This is pretty cool: New Map Locates Milky Way in Neighborhood of 100,000 Galaxies.
A new map of the Milky Way’s cosmic neighborhood shows where our galaxy lives in relation to thousands of others nearby, with scientists giving the newly discovered “supercluster” of galaxies a name: Laniakea, which means “immeasurable heaven” in Hawaiian.
Throughout the universe, galaxies tend to clump together in massive structures that astronomers call superclusters. According to the new map, Earth’s galaxy lives near the edge of the Laniakea supercluster, which measures 500 million light-years in diameter and includes roughly 100,000 galaxies.
The region is just a small slice of the visible universe, which spans more than 90 billion light-years.

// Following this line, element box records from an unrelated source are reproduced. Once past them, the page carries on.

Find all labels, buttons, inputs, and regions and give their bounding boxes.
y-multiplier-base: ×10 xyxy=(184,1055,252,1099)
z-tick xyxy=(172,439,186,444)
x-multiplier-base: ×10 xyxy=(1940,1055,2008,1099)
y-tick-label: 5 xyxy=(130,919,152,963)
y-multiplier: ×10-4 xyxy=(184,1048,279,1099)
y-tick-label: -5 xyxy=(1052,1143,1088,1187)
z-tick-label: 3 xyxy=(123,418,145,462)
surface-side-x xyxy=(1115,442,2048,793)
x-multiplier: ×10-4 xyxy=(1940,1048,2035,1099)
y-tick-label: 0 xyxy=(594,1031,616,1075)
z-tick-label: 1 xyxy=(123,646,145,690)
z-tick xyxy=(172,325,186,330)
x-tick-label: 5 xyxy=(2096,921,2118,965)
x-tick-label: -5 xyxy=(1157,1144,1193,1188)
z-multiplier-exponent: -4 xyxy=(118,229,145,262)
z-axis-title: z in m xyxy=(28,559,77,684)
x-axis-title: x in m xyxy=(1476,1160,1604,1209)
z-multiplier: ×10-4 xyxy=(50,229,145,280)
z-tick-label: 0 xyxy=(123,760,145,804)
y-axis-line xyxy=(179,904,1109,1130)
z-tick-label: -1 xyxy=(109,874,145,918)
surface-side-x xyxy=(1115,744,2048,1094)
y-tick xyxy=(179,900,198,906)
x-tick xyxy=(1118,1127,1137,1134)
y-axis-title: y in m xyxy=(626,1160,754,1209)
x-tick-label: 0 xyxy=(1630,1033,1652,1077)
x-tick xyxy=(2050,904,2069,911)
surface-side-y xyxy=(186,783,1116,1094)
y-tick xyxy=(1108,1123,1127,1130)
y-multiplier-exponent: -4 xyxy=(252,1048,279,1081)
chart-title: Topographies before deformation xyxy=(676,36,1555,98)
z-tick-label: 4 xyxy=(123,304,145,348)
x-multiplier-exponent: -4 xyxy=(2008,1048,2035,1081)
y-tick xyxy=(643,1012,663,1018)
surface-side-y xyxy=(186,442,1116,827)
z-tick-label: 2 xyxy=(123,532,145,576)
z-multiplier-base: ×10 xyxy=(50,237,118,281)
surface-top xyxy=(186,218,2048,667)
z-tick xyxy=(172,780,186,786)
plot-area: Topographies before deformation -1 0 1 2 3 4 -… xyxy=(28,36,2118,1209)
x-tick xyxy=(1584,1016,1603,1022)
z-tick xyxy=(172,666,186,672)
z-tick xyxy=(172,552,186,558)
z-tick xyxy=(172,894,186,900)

As someone who spends his share of time reading about astronomy, I’ve often wondered why most astronomical literature rarely identified the galactic supercluster that we live in, despite mentioning others like Coma or Perseus-Pisces. I’ve occasionally heard our home supercluster called the Virgo supercluster, presumably after the Virgo cluster which is in our cosmic neighborhood. But it turns out that our local supercluster wasn’t well mapped out and the “Virgo” name was unofficial.
Now it is official. We live in the Laniakea supercluster. Just to review our cosmic address:
- Solar System
- Orion-Cygnus Arm of the Milky Way
- Milky Way galaxy
- Local Group (of galaxies)
- Laniakea Supercluster
After that we get into speculative concepts like bubble multiverses.